Dear Little Black Boy and Girl; You’re Perfect Just the Way You Are
I read this week about a prominent teacher in Chicago telling little black boys they had a greater chance at success in life if they conformed. Cut their hair, have names that are more pronounceable, be more humble. If you do these things you’ll get people to like you more; give you more opportunities. You know what I’ve learned, stop asking people for opportunities and start taking them.
I grew up going to the largest African American school district in the country. North Forest ISD located on the Northeast side of Houston, TX. All my teachers were black, the parents, the students, the coaches. Demez felt like a normal name. It wasn’t until I started applying for colleges that I realized it wasn’t so normal. It wasn’t until my first summer interning for an engineering company and everyone wanted to call me D that I started to notice, “maybe my name is different.”

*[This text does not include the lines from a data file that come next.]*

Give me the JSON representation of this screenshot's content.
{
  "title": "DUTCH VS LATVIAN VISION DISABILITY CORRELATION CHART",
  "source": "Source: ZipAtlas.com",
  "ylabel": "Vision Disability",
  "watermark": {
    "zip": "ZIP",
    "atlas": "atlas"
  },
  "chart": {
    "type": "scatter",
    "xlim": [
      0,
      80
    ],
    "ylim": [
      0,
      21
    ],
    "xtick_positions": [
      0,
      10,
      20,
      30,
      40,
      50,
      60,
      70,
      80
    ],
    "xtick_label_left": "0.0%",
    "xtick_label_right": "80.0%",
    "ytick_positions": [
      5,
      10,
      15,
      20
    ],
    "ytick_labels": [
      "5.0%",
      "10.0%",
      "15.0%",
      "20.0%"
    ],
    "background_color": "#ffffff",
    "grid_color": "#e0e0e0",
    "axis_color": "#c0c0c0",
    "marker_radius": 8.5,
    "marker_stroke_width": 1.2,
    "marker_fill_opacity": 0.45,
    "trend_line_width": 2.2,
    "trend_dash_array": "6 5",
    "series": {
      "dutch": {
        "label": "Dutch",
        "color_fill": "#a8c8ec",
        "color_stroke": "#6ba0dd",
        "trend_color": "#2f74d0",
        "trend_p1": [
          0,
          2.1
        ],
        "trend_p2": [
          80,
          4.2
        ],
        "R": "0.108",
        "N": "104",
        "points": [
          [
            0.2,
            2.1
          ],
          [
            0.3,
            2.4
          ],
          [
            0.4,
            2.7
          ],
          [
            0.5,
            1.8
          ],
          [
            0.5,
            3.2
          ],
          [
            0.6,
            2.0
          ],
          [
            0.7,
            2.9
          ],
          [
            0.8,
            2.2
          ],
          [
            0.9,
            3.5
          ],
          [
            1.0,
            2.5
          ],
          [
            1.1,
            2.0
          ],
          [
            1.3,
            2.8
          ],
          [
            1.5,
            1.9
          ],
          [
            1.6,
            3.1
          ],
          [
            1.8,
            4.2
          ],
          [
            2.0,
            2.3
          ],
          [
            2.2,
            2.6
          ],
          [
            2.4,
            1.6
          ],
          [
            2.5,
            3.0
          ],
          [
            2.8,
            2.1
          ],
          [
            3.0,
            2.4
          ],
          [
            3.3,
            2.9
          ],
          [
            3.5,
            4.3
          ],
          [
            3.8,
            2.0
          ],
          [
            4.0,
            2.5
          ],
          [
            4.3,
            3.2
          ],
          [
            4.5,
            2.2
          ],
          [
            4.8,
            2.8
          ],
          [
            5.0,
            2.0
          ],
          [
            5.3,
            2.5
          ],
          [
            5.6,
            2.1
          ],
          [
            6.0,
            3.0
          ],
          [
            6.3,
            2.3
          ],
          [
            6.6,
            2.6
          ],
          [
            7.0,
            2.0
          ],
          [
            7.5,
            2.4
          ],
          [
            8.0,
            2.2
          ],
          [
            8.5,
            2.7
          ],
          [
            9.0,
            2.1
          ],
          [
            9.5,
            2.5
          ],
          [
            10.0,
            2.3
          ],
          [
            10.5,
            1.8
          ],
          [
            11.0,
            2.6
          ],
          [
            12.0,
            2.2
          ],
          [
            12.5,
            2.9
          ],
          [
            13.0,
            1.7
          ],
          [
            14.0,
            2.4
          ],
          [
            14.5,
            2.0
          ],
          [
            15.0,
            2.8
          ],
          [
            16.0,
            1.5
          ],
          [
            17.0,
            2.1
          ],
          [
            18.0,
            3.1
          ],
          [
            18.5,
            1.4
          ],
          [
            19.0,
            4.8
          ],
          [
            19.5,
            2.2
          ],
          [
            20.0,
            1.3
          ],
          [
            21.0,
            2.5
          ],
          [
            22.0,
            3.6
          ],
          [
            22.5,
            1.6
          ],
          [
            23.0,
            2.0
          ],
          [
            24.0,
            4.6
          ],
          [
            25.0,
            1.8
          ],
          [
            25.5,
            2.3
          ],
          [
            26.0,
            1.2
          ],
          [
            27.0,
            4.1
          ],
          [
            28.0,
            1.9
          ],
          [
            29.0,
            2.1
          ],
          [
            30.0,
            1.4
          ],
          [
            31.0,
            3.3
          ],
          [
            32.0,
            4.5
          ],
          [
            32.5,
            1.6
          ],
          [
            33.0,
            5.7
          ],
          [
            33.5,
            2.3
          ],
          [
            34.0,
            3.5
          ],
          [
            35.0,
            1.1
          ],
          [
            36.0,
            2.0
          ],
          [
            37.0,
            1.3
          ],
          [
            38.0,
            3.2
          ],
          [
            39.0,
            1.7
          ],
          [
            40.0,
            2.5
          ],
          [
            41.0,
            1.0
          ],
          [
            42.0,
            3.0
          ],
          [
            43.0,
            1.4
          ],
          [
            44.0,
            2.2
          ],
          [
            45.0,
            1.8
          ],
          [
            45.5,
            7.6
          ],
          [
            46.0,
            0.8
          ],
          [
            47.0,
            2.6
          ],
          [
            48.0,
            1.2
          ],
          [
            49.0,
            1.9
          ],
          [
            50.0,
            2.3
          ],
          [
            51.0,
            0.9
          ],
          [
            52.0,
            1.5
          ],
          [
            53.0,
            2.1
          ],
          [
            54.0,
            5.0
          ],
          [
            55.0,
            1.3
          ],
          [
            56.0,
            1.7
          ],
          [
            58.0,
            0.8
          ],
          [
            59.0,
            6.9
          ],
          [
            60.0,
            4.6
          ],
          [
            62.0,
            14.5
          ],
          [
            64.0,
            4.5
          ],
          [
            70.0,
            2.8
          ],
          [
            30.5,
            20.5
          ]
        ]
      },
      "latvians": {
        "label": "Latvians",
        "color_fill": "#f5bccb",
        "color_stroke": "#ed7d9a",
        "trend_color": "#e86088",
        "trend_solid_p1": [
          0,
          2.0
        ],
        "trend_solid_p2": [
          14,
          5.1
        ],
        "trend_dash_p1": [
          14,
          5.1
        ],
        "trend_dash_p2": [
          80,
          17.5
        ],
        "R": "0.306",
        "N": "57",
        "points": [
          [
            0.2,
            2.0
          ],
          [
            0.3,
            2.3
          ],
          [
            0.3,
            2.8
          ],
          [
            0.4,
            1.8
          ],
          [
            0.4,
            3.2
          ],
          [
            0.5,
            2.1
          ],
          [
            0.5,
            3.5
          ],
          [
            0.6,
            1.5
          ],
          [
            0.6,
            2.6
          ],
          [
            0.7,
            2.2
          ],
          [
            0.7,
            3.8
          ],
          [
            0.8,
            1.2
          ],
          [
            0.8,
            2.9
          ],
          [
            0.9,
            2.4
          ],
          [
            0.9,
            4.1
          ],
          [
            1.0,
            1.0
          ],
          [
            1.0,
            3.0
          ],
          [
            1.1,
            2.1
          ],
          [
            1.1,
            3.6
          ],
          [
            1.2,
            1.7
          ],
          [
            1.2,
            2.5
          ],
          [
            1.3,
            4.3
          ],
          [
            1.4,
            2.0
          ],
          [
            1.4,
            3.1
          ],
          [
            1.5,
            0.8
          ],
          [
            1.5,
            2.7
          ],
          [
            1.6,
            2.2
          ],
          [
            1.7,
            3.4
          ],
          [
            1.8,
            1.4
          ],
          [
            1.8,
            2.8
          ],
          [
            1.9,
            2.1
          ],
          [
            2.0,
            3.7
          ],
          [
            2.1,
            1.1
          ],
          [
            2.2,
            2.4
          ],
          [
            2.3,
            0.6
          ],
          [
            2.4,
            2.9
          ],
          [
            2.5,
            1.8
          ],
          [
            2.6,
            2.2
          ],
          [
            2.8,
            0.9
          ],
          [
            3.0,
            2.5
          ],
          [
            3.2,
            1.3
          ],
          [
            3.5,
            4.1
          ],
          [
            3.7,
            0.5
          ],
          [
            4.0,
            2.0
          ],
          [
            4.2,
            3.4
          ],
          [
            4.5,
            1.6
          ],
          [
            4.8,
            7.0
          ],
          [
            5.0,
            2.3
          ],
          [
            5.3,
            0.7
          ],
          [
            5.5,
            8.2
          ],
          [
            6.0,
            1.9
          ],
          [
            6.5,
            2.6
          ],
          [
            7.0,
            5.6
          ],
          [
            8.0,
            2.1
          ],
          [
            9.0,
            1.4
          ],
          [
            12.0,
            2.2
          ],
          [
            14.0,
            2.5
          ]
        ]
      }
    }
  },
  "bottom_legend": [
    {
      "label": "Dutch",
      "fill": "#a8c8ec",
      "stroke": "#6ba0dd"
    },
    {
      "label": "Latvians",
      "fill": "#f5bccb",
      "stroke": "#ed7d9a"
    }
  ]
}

There isn’t one meeting I walk into or one email I send where someone doesn’t ask how to pronounce my name. Even though we live in a global society where Africans, Asians, Hispanics all have names that aren’t “traditional American.” Though yet and still my name is “unique.”
I learned early on something that has stayed with me every day since. People will look for reasons not to like you, not to give you the job, not to want to be impressed by you. I don’t care if you cut your dreads or change Demez White to D. White. I don’t care if you come to work on time every day and never make a mistake. You can’t conform or blend in enough. The only way they respect you is to be impressive. Is for you to wear your confidence, to know what you’re doing. To be professional and to not back down from ignorance but to face it head on.
The first time I sent my novel to a publisher they told me it was really good. In the next paragraph they told me that if I changed writing name to D. White or David White I could get more of a readership. At that moment I thought, “I’m going to have a son one day and I want to take his little hand and take him to Barnes and Noble or sit him on my lap while we’re online. I want to show him the books his father wrote and I don’t want to have to explain to him why my name isn’t on those books.” Our little black boys and girls are different from how we were but different styles, different lingo, it shouldn’t take away from how amazing they are. If only we nurture them and stop trying to teach them to fall in line.
You can be whoever you want to be. No matter your size, height, color, hair style or financial upbringing. You can get into the college you want to get into no matter your name, no matter your hairstyle, you just have to want to work for it. There are going to be people that look like you and people that look like complete strangers that will tell you otherwise. Don’t listen to them. Let your creativity flourish and let it mold you to be everything I believe you can be.
I thought I was a bright child. I never got in trouble, made great grades. When I was in the 9th grade I remember staying up late watching a Chris Rock stand up special. I’ll never forget what he said in a joke, “If you have a name where people have to double take to ask you how to pronounce it, you’re ghetto. If you call your grandma mama, you’re ghetto. If you can’t call your daddy on the phone because you don’t know his number, you’re ghetto.” I remembered laughing and then I remembered I fell into all three of those categories. I didn’t feel ghetto, I didn’t feel like I didn’t belong but in that moment I felt sad that I didn’t have a regular name. That I didn’t go on summer vacations with my mom and dad.
My name is Demez, I’m the product of an 18 year old mother, no father. I was raised by my grandparents and went to one of the worst high schools in the State of Texas. I failed out of college my first year and almost failed out of Community College. I allowed people to call me D when I first started working because I thought Demez was ghetto. I didn’t have a bank account until I was 21 and my credit was in ruins by the time I was 24. I didn’t remotely get my life together or start being proud of where I came from or who I am until I was almost 30. I tell you this because if I can’t make the mistakes I made and come from where I came from at this age. Then I know you can at 15, 16, 18. Don’t ever let anyone tell you that your name or hairstyle or origins make you less than. Don’t ever believe that you’ve messed up so much, that you can’t come back from that. I promise you; you can.